Princeton Lightwave contributes technology to 3D imaging laser radar system
Engineers at Princeton Lightwave Inc. (PLI), a manufacturer of optical semiconductor components and subsystems in Cranbury, N.J., are developing focal plane arrays (FPAs) for use in three-dimensional (3D) imaging flash laser radar (ladar) systems for military applications.
By Courtney E. Howard
CRANBURY, N.J. - Engineers at Princeton Lightwave Inc. (PLI), a manufacturer of optical semiconductor components and subsystems in Cranbury, N.J., are developing focal plane arrays (FPAs) for use in three-dimensional (3D) imaging flash laser radar (ladar) systems for military applications.
According to a two-year $3.5 million contract, company engineers are producing FPA modules with indium phosphide (InP)-based Geiger-mode avalanche photodiodes (GmAPDs). These single-photon-sensitive modules serve as the optical engines at the 3D imaging flash ladar systems’ core. 3D imaging ladar systems are central to current defense projects, such as the Jigsaw program sponsored by the Defense Advanced Research Projects Agency (DARPA) in Arlington, Va.
The 3D imaging FPA takes advantage of an InP GmAPD photodiode array (PDA), capable of detecting single photons at 1.06 microns. This PDA employs PLI’s GmAPD device technology, which takes into account such single-photon detection parameters as dark count rate, photon detection efficiency, and timing jitter. The PDA requires a specialized readout integrated circuit (ROIC) designed for the 3D imaging application.
PLI focal plane arrays contribute to 3D imaging flash ladar systems destined for programs such as DARPA’s Jigsaw. (Image courtesy DARPA, MIT Lincoln Laboratory.)
The ROIC senses the GmAPD output current pulse on a per-pixel basis, assigning a time stamp indicating the time of flight between the launching of a short-duration ranging laser pulse and the photon-detection event. That per-pixel, time-of-flight information is translated into conventional ladar measurements, and the third spatial dimension is added to complement the two-dimensional image provided by pixel location in the detector array. PLI technology hybridizes the GmAPD PDAs and ROICs using flip-chip bonding, whereas an array of microlenses mated to the back-illuminated PDA chip achieve a high optical fill factor. All these processes combine to deliver military personnel valuable 3D image data, even in situations involving large source attenuation, says a PLI representative.
“By the time we complete this two-year development program, we expect to see product-scale demand for these sensors to provide 3D imaging capability in a variety of defense systems,” says Mark Itzler, PLI’s CTO and principal investigator for the program.
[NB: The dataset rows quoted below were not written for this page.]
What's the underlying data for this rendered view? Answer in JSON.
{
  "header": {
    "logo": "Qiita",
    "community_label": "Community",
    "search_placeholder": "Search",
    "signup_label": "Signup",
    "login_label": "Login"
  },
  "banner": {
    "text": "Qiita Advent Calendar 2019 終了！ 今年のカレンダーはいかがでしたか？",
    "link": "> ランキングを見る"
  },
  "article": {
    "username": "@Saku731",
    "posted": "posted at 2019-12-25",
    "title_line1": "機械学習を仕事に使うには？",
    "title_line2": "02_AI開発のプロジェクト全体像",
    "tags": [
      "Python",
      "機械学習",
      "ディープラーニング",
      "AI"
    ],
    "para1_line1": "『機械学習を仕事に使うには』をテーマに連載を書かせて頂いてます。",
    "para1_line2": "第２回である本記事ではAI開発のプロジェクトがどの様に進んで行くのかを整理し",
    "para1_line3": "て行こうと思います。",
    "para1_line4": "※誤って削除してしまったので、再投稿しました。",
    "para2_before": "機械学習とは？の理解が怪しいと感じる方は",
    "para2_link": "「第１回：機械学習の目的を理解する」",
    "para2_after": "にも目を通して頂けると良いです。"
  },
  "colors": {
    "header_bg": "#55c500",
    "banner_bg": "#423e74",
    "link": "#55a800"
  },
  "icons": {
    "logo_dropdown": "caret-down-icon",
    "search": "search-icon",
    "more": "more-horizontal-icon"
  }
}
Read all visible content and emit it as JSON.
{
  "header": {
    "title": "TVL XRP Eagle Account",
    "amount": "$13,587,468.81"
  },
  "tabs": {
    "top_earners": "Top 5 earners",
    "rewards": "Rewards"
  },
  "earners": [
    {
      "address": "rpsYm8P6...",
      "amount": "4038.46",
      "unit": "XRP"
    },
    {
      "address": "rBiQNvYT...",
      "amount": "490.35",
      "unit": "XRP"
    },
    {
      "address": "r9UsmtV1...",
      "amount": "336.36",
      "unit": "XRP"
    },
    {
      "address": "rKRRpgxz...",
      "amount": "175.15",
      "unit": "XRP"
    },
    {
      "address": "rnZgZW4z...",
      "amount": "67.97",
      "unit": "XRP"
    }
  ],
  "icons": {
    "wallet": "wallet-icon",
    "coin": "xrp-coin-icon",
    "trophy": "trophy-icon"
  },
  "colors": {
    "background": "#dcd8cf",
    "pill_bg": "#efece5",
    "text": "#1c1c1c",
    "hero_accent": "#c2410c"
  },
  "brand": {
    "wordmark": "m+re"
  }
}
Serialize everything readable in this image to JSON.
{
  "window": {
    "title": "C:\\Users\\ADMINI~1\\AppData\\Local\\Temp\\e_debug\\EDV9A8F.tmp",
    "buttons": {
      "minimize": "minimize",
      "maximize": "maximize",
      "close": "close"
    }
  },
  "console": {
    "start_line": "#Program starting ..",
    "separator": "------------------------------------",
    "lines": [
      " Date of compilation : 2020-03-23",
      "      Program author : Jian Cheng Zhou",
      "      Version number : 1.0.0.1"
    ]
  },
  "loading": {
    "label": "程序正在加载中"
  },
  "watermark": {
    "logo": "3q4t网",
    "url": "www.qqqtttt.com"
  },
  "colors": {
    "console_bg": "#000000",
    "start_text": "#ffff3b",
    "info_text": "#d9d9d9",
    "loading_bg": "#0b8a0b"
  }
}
The GmAPD FPA technology has been demonstrated by MIT Lincoln Laboratory under DARPA sponsorship of the Jigsaw program. MIT Lincoln Laboratory is a federally funded research-and-development center managed by the Massachusetts Institute of Technology, primarily funded by the U.S. Department of Defense, and located at Hanscom Air Force Base in Lexington, Mass. The Jigsaw program first demonstrated the feasibility of using GmAPD FPA technology to create 3D images of objects that are camouflaged and obscured by forest canopy and netting, for example.